In diesen Herbstduft mischt sich aber an der nächsten Ecke der extrem lockende Olliebollen-Duft. Puuuhhhh … wir geben uns geschlagen. Einer für jeden, sofort verspeist, dieser außen Pudrige und innen lauwarm Fluffige, golden Gebackene, mit seinen weichen warmen süßen Rosinen tief im Inneren, die einem noch den Wunsch nach einem nächsten dalassen, bevor sie das Zäpfchen passieren … wie gewonnen, so zerronnen.

Der Rückweg führt uns im herbstsonnigen Licht vorbei an begeisternd schönen Fassaden schnurgerade auf das Alte Rathaus zu, auf dem Besonnenheit, Liebe und Gerechtigkeit als Symbole dargestellt sind. Es wurde 1639 im holländisch-klassizistischen Stil entworfen und gebaut. Auf dem Turm des Rathauses befindet sich ein kupferner Segler. Daran ist zu erkennen, dass Middelharnis früher ein Fischerdorf war. 
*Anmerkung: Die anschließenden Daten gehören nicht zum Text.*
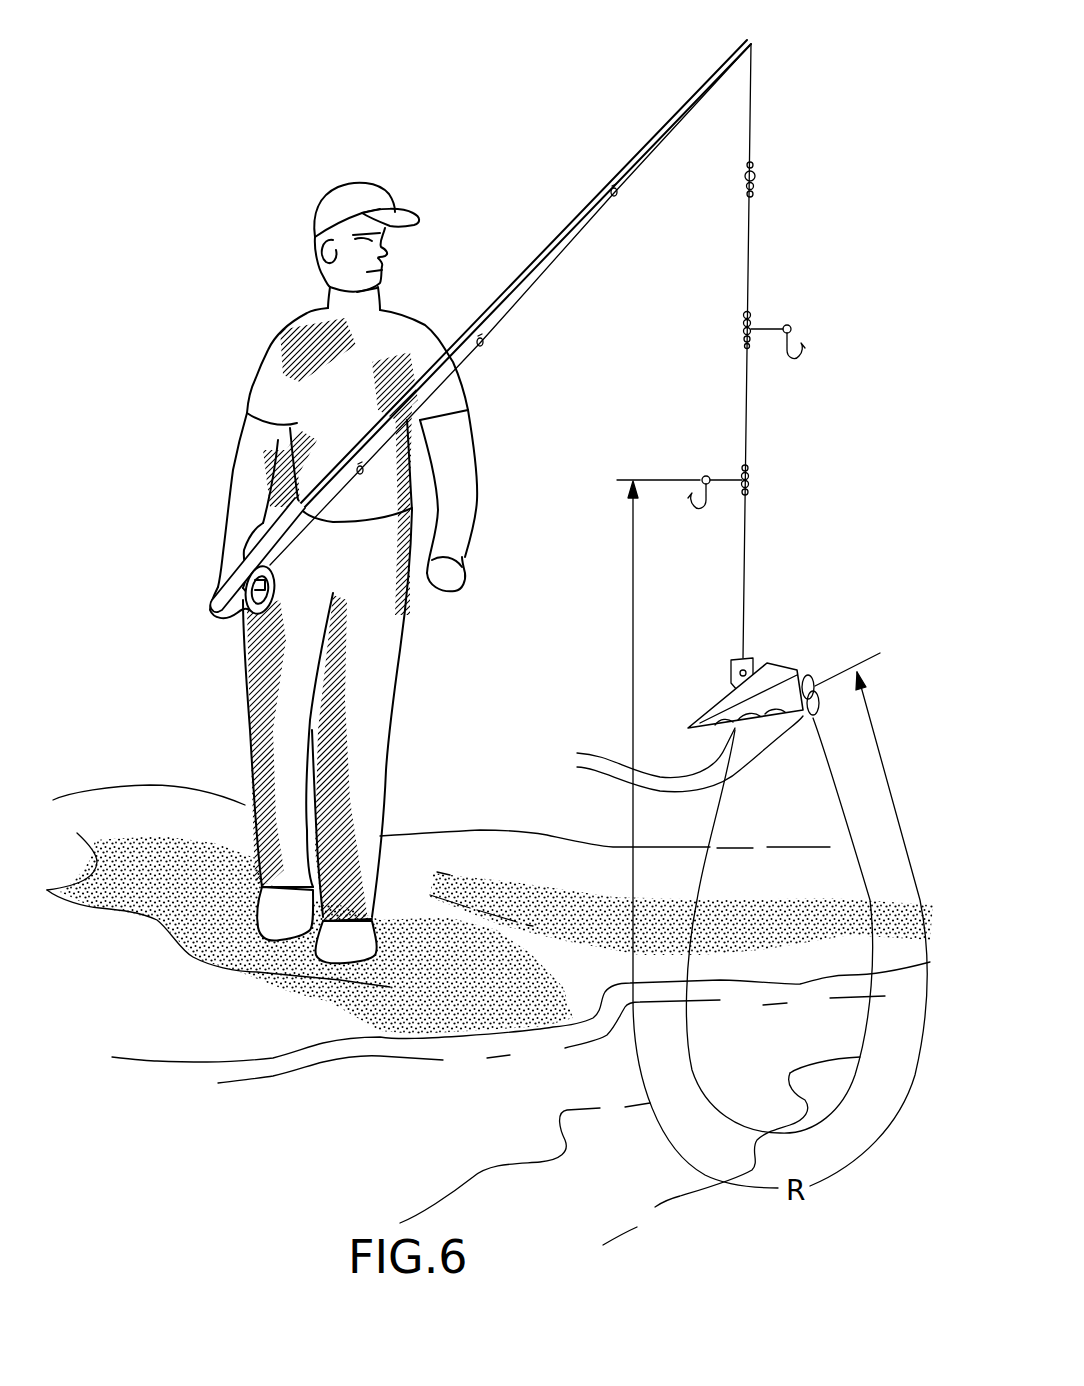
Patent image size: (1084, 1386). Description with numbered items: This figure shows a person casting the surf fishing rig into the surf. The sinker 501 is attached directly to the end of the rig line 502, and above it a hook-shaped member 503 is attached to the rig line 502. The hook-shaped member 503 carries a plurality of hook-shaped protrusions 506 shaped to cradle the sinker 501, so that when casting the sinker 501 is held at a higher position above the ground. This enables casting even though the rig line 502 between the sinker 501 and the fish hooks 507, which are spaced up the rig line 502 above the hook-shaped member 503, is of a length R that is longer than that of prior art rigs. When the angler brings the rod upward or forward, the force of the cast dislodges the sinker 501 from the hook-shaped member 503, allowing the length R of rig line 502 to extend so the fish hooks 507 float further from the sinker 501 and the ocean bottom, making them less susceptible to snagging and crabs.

The sinker 501 is at (792, 664).
The rig line 502 is at (858, 870).
The hook-shaped member 503 is at (730, 660).
The hook-shaped protrusions 506 is at (664, 754).
The fish hooks 507 is at (800, 347).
Und dann aber ab durch die Mitte zum Womo. Wim läutet mit ein paar Häppchen das Wochenende ein, und der Himmel gibt ebenfalls sein Bestes. Welch ein Tag ! Middelharnis … sollte man sich notieren. 

22.10.2022 Samstag

Der Wettergott scheint auch heute mitzuspielen. Die ganzen Tage war wechselhaftes und oft mit Regenschauern angereichertes Wetter vorhergesagt. Aber es stellte sich nicht ein. So ist das in Holland häufig. Der Einfluss der Küstenwetterlage ist erfahrungsgemäß stärker Richtung „gutes Wetter“ statt Regen. Aber Glück muss man auch haben. Wir verlassen das hübsche Middelharnis, werfen noch einen Blick auf die beneidenswert herrlichen Grundstücke am Wasser und steuern den Jumbo an, kaufen etwas ein, bevor es weiter zum nächsten Ziel nach Heusden geht.